Bug 54615 - [830M] i915 locks up my Thinkpad X30 (using a GMA 82830)
Summary: [830M] i915 locks up my Thinkpad X30 (using a GMA 82830)
Status: CLOSED FIXED
Alias: None
Product: DRI
Classification: Unclassified
Component: DRM/Intel (show other bugs)
Version: unspecified
Hardware: x86 (IA32) Linux (All)
: medium major
Assignee: Chris Wilson
QA Contact:
URL:
Whiteboard:
Keywords:
Depends on:
Blocks:
 
Reported: 2012-09-06 21:10 UTC by monnier
Modified: 2017-07-24 23:00 UTC (History)
7 users (show)

See Also:
i915 platform:
i915 features:


Attachments
log of failed boot (76.18 KB, text/plain)
2012-09-06 21:10 UTC, monnier
no flags Details
failed boot with Debian's 3.2.30-1 (51.85 KB, text/plain)
2012-10-15 19:03 UTC, monnier
no flags Details

Description monnier 2012-09-06 21:10:17 UTC
Created attachment 66751 [details]
log of failed boot

A recent upgrade of my kernel bumped into a regression in the i915 kernel driver.
To give some context: there seems to be a bug in the KMS code for the 82830 chip which prevents me from using KMS on this machine (I can boot and use the accelerated graphics, but resume from suspend does not restore the GPU state properly), so I've been running with "options i915 modeset=0" and the fbdev Xorg driver, which is good enough for my use case.

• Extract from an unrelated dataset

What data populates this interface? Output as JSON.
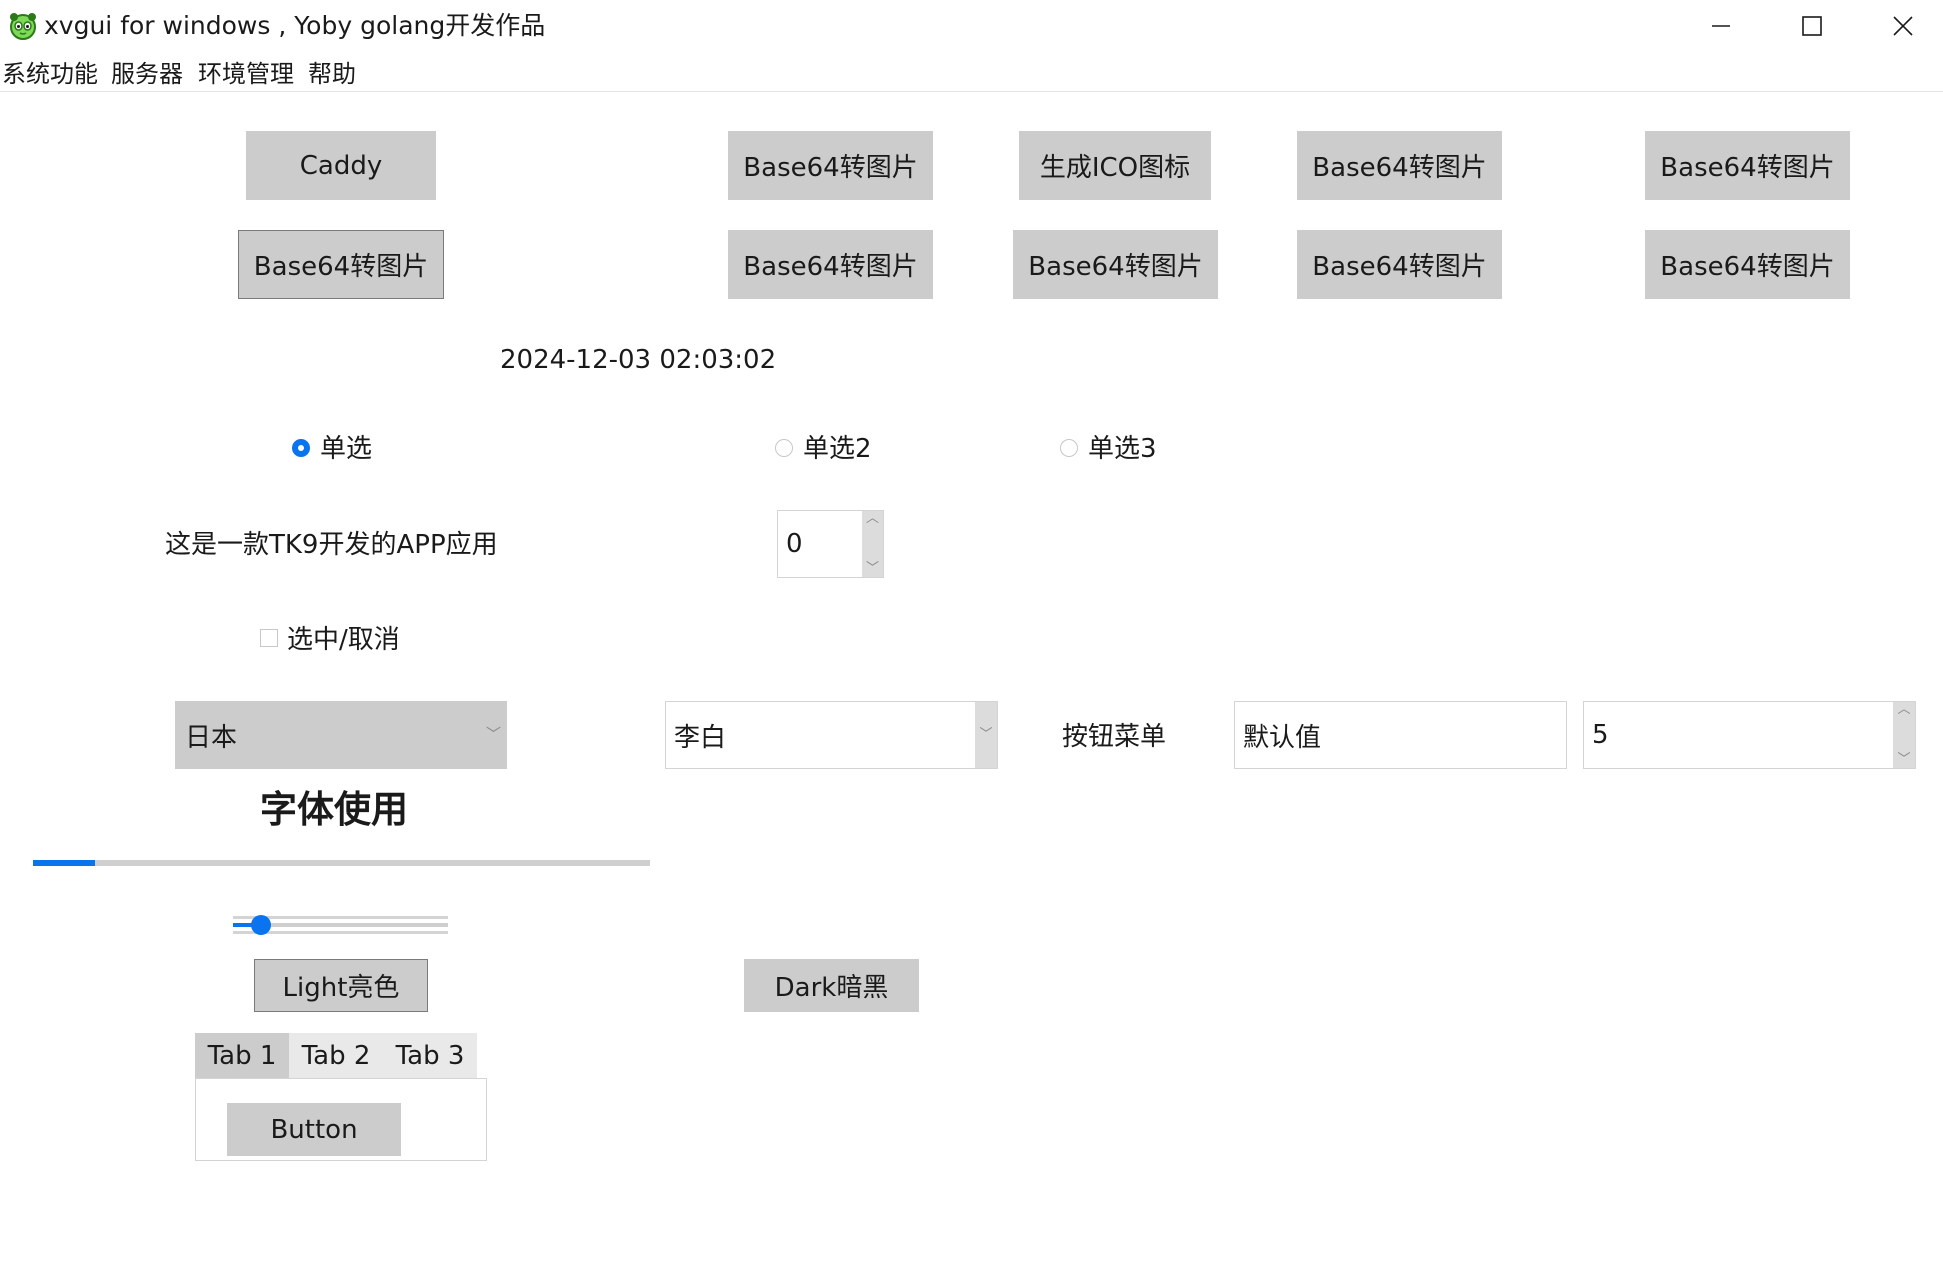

Sometimes between Debian's 3.2.0-2 and 3.2.0-3 a new problem showed up: the machine locks up during the boot.  I can still reproduce the lock with Debian's 3.5-trunk which is much more vanilla and indicates that the problem hasn't yet been fixed upstream (aka here).  It seems like the lock up sometimes happens before and sometimes after dmesg get logged into /var/log/message, so I haven't been able to get a drm.debug=6 boot log yet but I do have another boot log.

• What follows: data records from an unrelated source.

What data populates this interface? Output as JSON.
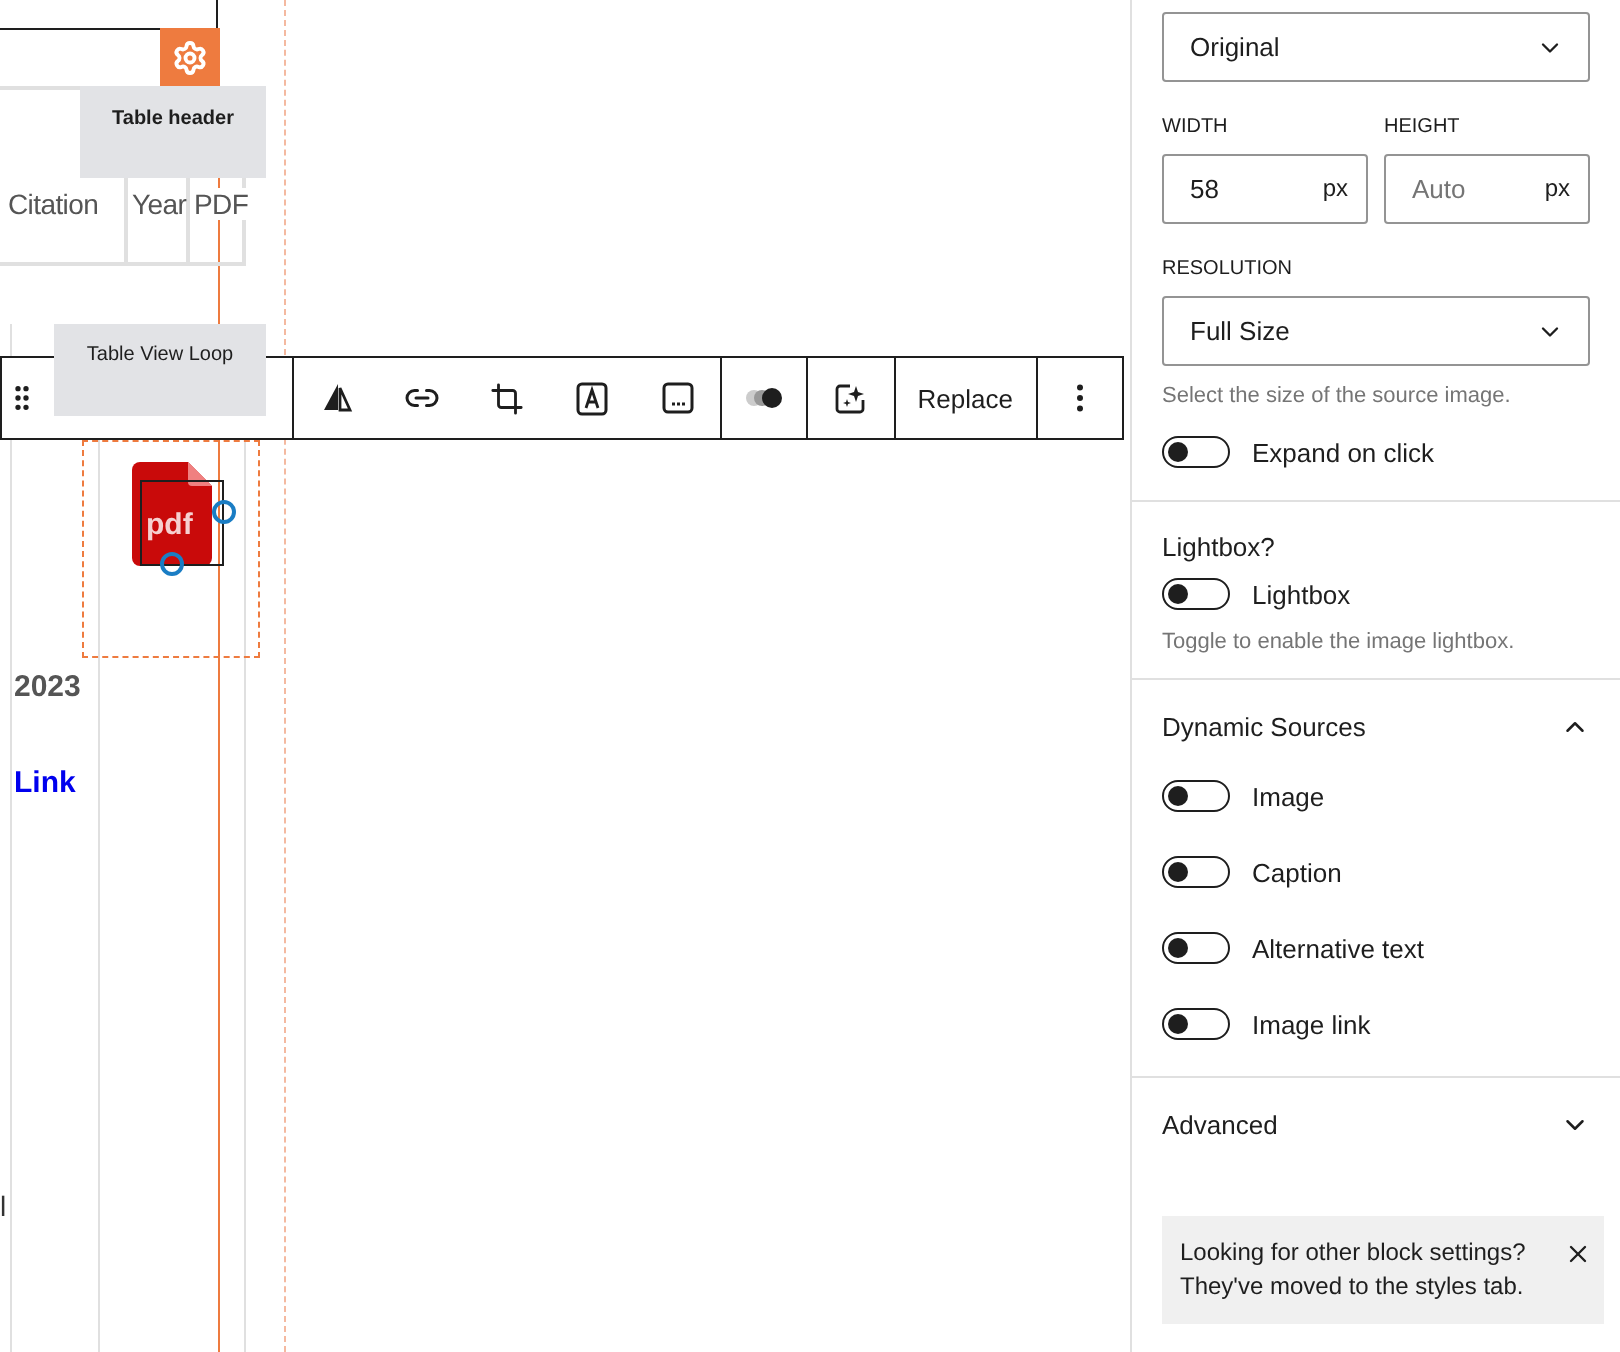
{
  "canvas": {
    "table_header": {
      "label": "Table header",
      "columns": [
        "Citation",
        "Year",
        "PDF"
      ]
    },
    "loop_label": "Table View Loop",
    "toolbar": {
      "replace_label": "Replace"
    },
    "row": {
      "year": "2023",
      "link": "Link",
      "fragment": "l"
    },
    "image": {
      "selected": true,
      "icon_text": "pdf"
    }
  },
  "sidebar": {
    "size_select": {
      "value": "Original"
    },
    "width": {
      "label": "WIDTH",
      "value": "58",
      "unit": "px"
    },
    "height": {
      "label": "HEIGHT",
      "placeholder": "Auto",
      "unit": "px"
    },
    "resolution": {
      "label": "RESOLUTION",
      "value": "Full Size",
      "help": "Select the size of the source image."
    },
    "expand_toggle": {
      "label": "Expand on click",
      "on": false
    },
    "lightbox": {
      "title": "Lightbox?",
      "toggle": {
        "label": "Lightbox",
        "on": false
      },
      "help": "Toggle to enable the image lightbox."
    },
    "dynamic_sources": {
      "title": "Dynamic Sources",
      "expanded": true,
      "toggles": [
        {
          "label": "Image",
          "on": false
        },
        {
          "label": "Caption",
          "on": false
        },
        {
          "label": "Alternative text",
          "on": false
        },
        {
          "label": "Image link",
          "on": false
        }
      ]
    },
    "advanced": {
      "title": "Advanced",
      "expanded": false
    },
    "notice": {
      "text": "Looking for other block settings? They've moved to the styles tab."
    }
  }
}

The key element is that the lock up happens soon after seeing the message "fb: conflicting fb hw usage inteldrmfb vs VESA VGA - removing generic driver" on the console.

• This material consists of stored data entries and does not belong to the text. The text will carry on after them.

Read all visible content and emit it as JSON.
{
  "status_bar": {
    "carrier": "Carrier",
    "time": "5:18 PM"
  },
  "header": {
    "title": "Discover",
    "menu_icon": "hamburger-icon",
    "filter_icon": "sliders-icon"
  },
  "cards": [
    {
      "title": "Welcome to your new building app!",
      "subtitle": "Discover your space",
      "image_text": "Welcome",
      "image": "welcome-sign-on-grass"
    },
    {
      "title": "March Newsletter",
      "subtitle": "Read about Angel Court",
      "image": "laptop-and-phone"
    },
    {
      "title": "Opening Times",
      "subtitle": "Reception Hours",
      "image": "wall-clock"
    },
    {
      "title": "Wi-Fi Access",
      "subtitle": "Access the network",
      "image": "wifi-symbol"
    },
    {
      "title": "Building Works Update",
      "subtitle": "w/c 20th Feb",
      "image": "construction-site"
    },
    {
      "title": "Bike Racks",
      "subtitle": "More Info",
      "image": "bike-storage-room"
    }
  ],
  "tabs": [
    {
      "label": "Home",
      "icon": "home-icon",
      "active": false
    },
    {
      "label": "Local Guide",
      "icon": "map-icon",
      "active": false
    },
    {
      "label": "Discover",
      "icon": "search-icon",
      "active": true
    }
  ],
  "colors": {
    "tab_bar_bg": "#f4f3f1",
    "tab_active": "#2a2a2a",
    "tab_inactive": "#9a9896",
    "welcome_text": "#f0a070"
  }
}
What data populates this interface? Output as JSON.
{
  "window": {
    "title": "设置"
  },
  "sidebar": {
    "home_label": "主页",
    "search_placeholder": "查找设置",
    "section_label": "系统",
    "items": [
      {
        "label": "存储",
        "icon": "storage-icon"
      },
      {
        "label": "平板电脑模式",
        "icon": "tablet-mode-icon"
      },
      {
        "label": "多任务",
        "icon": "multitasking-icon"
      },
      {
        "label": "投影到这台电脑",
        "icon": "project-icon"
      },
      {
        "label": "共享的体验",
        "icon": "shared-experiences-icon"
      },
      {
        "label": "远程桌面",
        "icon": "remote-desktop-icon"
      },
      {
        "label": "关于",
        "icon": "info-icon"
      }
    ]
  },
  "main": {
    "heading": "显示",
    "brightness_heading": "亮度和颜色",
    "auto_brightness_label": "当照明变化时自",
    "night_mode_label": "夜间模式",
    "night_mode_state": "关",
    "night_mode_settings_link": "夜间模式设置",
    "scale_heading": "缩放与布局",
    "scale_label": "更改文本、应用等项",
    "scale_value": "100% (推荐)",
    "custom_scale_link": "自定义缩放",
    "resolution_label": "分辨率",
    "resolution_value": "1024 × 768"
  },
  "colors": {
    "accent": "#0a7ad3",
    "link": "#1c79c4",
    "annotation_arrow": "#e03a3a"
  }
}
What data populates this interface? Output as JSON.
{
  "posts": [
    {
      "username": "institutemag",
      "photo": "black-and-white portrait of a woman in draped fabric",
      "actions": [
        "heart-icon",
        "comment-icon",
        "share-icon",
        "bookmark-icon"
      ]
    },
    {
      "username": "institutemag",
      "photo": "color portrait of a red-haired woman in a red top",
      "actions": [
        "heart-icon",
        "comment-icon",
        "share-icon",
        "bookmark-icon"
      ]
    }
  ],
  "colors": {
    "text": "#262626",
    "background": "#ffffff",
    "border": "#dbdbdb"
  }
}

I can work around this boot-lockup by blacklisting the i915 kernel module, but that in turns brings new problem when resuming from suspend.
Comment 1 Daniel Vetter 2012-09-06 22:47:41 UTC
The inteldrmfb framebuffer driver is only registered when you're booting with modeseting enabled, so maybe double-check whether you're booting with the right options.

For the hang itself, this should be fixed in

commit d8636a2717bb3da2a7ce2154bf08de90bb8c87b0
Author: Dave Airlie <airlied@redhat.com>
Date:   Tue Aug 21 16:29:47 2012 +1000

    fbcon: fix race condition between console lock and cursor timer (v1.1)

The issue is very old, but can only be hit if the timing is just right.
Comment 2 monnier 2012-09-07 20:26:48 UTC
I have "options i915 modeset=0" in my /etc/modprobe.d/i915-kms.conf and it seems to be properly taken into account when booting into 3.0.2-2, but I have just tried booting 3.5-trunk again adding "nomodeset i915.modeset=0" to the kernel's command line and I get the same lock up with the same inteldrmfb message.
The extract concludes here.